Je n'aime pas du tout Bernard Anselme, le bourgmestre de Namur. Et quand je dis "pas du tout", je suis très en dessous de la réalité, croyez-moi sur parole. La petite histoire que je vais vous raconter date de deux mois, quand je suis allé lui présenter un projet sur lequel j'avais bossé avec une collègue. Avant tout, je précise que l'idée (elle ne venait pas de moi) a été retenue et que mon dégoût total pour le personnage n'émane absolument pas d'une frustration quelconque. Voilà qui est dit.

Bedonnant comme les otaries du PS oldschool (Van Cau, Carriat, la racaille quoi), Anselme arriva en retard comme il se doit, salua le chapelet d'échevins et nous-même de son plus horrible sourire politicien. S'asseillant, il décida que nous pouvions commencer, ce que nous fîmes avant qu'il ne se lève et se casse de la pièce, l'index levé, comme s'il essayait de nous faire comprendre quelque chose, qu'il revenait tout de suite et en silence, qu'il s'agissait d'une question de vie ou de mort, difficile à dire.

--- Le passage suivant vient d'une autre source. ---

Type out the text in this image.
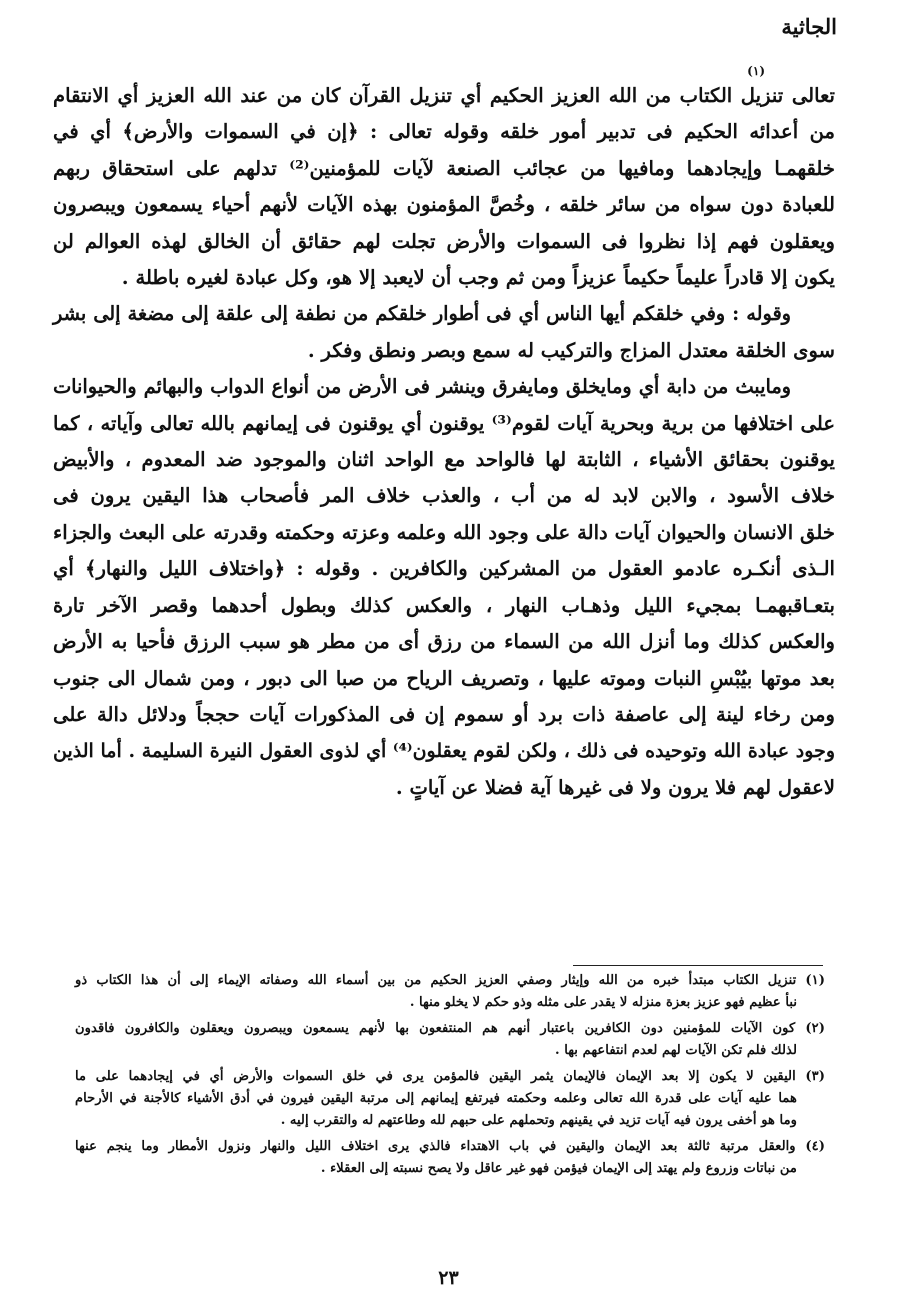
الجاثية
(١)
تعالى تنزيل الكتاب من الله العزيز الحكيم أي تنزيل القرآن كان من عند الله العزيز أي الانتقام
من أعدائه الحكيم فى تدبير أمور خلقه وقوله تعالى : ﴿إن في السموات والأرض﴾ أي في
خلقهمـا وإيجادهما ومافيها من عجائب الصنعة لآيات للمؤمنين⁽²⁾ تدلهم على استحقاق ربهم
للعبادة دون سواه من سائر خلقه ، وخُصَّ المؤمنون بهذه الآيات لأنهم أحياء يسمعون ويبصرون
ويعقلون فهم إذا نظروا فى السموات والأرض تجلت لهم حقائق أن الخالق لهذه العوالم لن
يكون إلا قادراً عليماً حكيماً عزيزاً ومن ثم وجب أن لايعبد إلا هو، وكل عبادة لغيره باطلة .
وقوله : وفي خلقكم أيها الناس أي فى أطوار خلقكم من نطفة إلى علقة إلى مضغة إلى بشر
سوى الخلقة معتدل المزاج والتركيب له سمع وبصر ونطق وفكر .
ومايبث من دابة أي ومايخلق ومايفرق وينشر فى الأرض من أنواع الدواب والبهائم والحيوانات
على اختلافها من برية وبحرية آيات لقوم⁽³⁾ يوقنون أي يوقنون فى إيمانهم بالله تعالى وآياته ، كما
يوقنون بحقائق الأشياء ، الثابتة لها فالواحد مع الواحد اثنان والموجود ضد المعدوم ، والأبيض
خلاف الأسود ، والابن لابد له من أب ، والعذب خلاف المر فأصحاب هذا اليقين يرون فى
خلق الانسان والحيوان آيات دالة على وجود الله وعلمه وعزته وحكمته وقدرته على البعث والجزاء
الـذى أنكـره عادمو العقول من المشركين والكافرين . وقوله : ﴿واختلاف الليل والنهار﴾ أي
بتعـاقبهمـا بمجيء الليل وذهـاب النهار ، والعكس كذلك وبطول أحدهما وقصر الآخر تارة
والعكس كذلك وما أنزل الله من السماء من رزق أى من مطر هو سبب الرزق فأحيا به الأرض
بعد موتها بيُبْسِ النبات وموته عليها ، وتصريف الرياح من صبا الى دبور ، ومن شمال الى جنوب
ومن رخاء لينة إلى عاصفة ذات برد أو سموم إن فى المذكورات آيات حججاً ودلائل دالة على
وجود عبادة الله وتوحيده فى ذلك ، ولكن لقوم يعقلون⁽⁴⁾ أي لذوى العقول النيرة السليمة . أما الذين
لاعقول لهم فلا يرون ولا فى غيرها آية فضلا عن آياتٍ .
(١) تنزيل الكتاب مبتدأ خبره من الله وإيثار وصفي العزيز الحكيم من بين أسماء الله وصفاته الإيماء إلى أن هذا الكتاب ذو
نبأ عظيم فهو عزيز بعزة منزله لا يقدر على مثله وذو حكم لا يخلو منها .
(٢) كون الآيات للمؤمنين دون الكافرين باعتبار أنهم هم المنتفعون بها لأنهم يسمعون ويبصرون ويعقلون والكافرون فاقدون
لذلك فلم تكن الآيات لهم لعدم انتفاعهم بها .
(٣) اليقين لا يكون إلا بعد الإيمان فالإيمان يثمر اليقين فالمؤمن يرى في خلق السموات والأرض أي في إيجادهما على ما
هما عليه آيات على قدرة الله تعالى وعلمه وحكمته فيرتفع إيمانهم إلى مرتبة اليقين فيرون في أدق الأشياء كالأجنة في الأرحام
وما هو أخفى يرون فيه آيات تزيد في يقينهم وتحملهم على حبهم لله وطاعتهم له والتقرب إليه .
(٤) والعقل مرتبة ثالثة بعد الإيمان واليقين في باب الاهتداء فالذي يرى اختلاف الليل والنهار ونزول الأمطار وما ينجم عنها
من نباتات وزروع ولم يهتد إلى الإيمان فيؤمن فهو غير عاقل ولا يصح نسبته إلى العقلاء .
٢٣
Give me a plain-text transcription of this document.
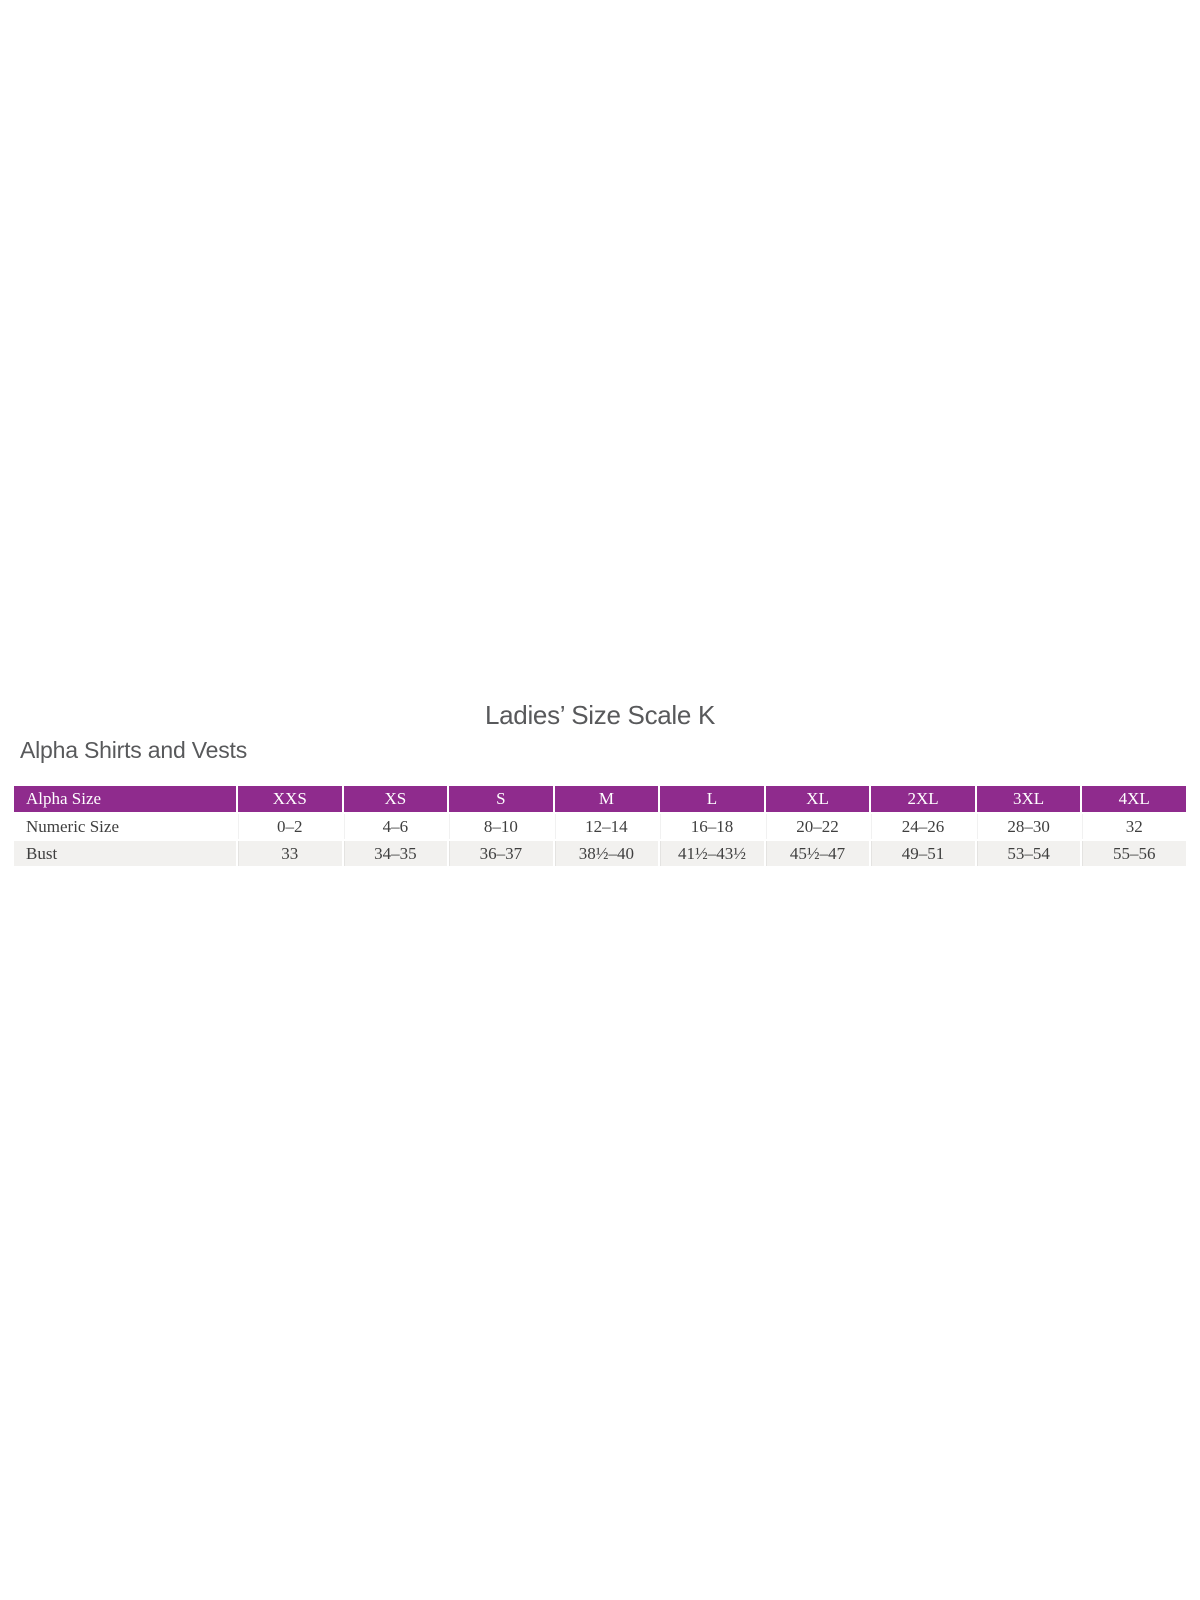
Ladies’ Size Scale K
Alpha Shirts and Vests
Alpha Size	XXS	XS	S	M	L	XL	2XL	3XL	4XL
Numeric Size	0–2	4–6	8–10	12–14	16–18	20–22	24–26	28–30	32
Bust	33	34–35	36–37	38½–40	41½–43½	45½–47	49–51	53–54	55–56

Finalement, il est revenu très vite, trente secondes plus tard pas plus, exhibant fièrement un gros cendrier très lourd, un cendrier de bourgmestre. Nous parlions et notre gros bonhomme rougeaux, lui, fumait à pleins poumons, soufflant très fort, visiblement satisfait par ses effets de fumée. Il s'alluma dans les 3 clopes le quart d'heure, deux mois à peine après que la nouvelle législation sur le tabagisme dans les bureaux ait été mise en application.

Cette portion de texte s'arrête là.